Final MH370 report spells out exactly why missing flight has never been found

ROUTE

– Flying a commonly used route, MH370 departed from Kuala Lumpur at 12.21am March 8, 2014, and was scheduled to land in Beijing at 6.30am

PASSENGERS AND CREW

– The Boeing 777-200 was carrying 227 passengers and a crew of 12

– The flight manifest includes 14 nationalities.

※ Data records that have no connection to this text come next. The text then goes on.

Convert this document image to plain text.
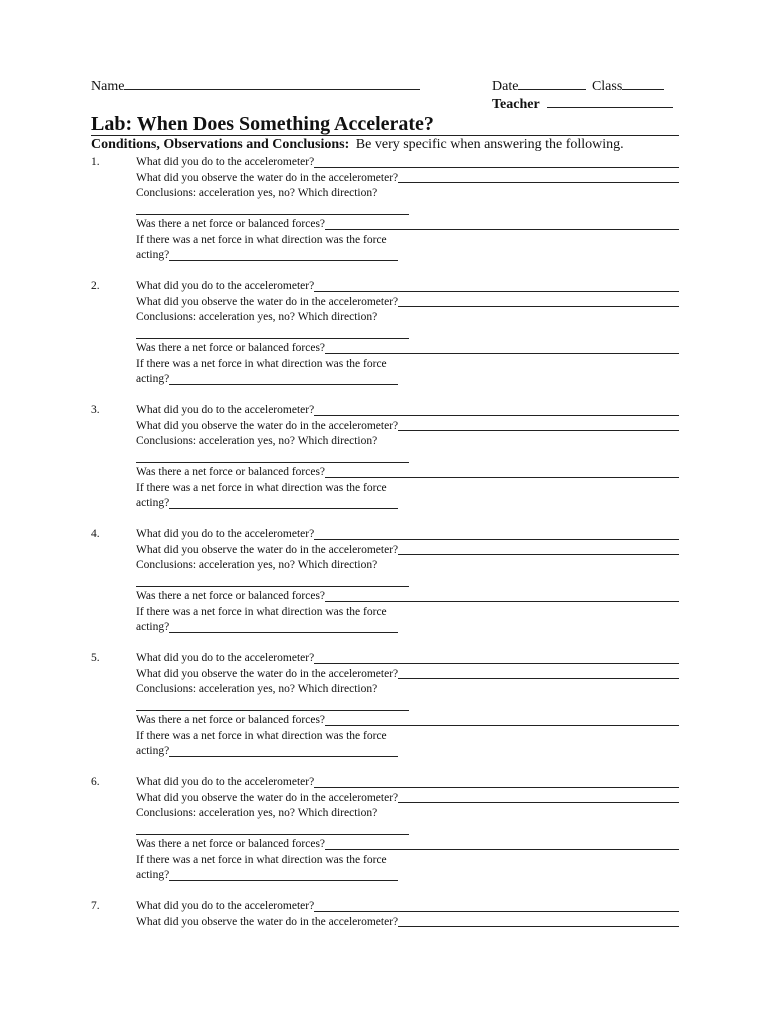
Name	Date	Class
Teacher
Lab: When Does Something Accelerate?
Conditions, Observations and Conclusions: Be very specific when answering the following.
1.	What did you do to the accelerometer?
What did you observe the water do in the accelerometer?
Conclusions: acceleration yes, no? Which direction?
Was there a net force or balanced forces?
If there was a net force in what direction was the force
acting?
2.	What did you do to the accelerometer?
What did you observe the water do in the accelerometer?
Conclusions: acceleration yes, no? Which direction?
Was there a net force or balanced forces?
If there was a net force in what direction was the force
acting?
3.	What did you do to the accelerometer?
What did you observe the water do in the accelerometer?
Conclusions: acceleration yes, no? Which direction?
Was there a net force or balanced forces?
If there was a net force in what direction was the force
acting?
4.	What did you do to the accelerometer?
What did you observe the water do in the accelerometer?
Conclusions: acceleration yes, no? Which direction?
Was there a net force or balanced forces?
If there was a net force in what direction was the force
acting?
5.	What did you do to the accelerometer?
What did you observe the water do in the accelerometer?
Conclusions: acceleration yes, no? Which direction?
Was there a net force or balanced forces?
If there was a net force in what direction was the force
acting?
6.	What did you do to the accelerometer?
What did you observe the water do in the accelerometer?
Conclusions: acceleration yes, no? Which direction?
Was there a net force or balanced forces?
If there was a net force in what direction was the force
acting?
7.	What did you do to the accelerometer?
What did you observe the water do in the accelerometer?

Two-thirds of the passengers were Chinese

– Veteran pilot Zaharie Ahmad Shah headed an all-Malaysian crew

– Seven people from Australia were on board: Rodney and Mary Burrows; Catherine and Robert Lawton; Li Yuan; Gu Naijun; and New Zealander Paul Weeks

DISAPPEARANCE

– Less than an hour after take-off, contact with the plane was lost

– ‘Good night Malaysian three seven zero’ were the last words spoken from the cockpit

– No distress signal was transmitted

– Malaysian authorities said the aircraft’s transponders were manually shut off as it crossed from Malaysian into Vietnamese airspace

– Analysis of flight data led search authorities to believe the plane headed to the Southern Indian Ocean and crashed into the sea

– In March 2016, it was announced that two pieces of debris found off the coast of east Africa were consistent with panels from the Boeing 777 aircraft

– The search was called off in January 2017 before Malaysia agreed to a ‘no find, no fee’ deal with Ocean Infinity, a private company that searched from January until calling it off in May, 2018

– On July 30 2018, investigators said they had not been able to conclusively determine the cause of the plane crash, but they did not believe the pilot was behind the change in direction and ‘unlawful interference by a third party’ could not be ruled out.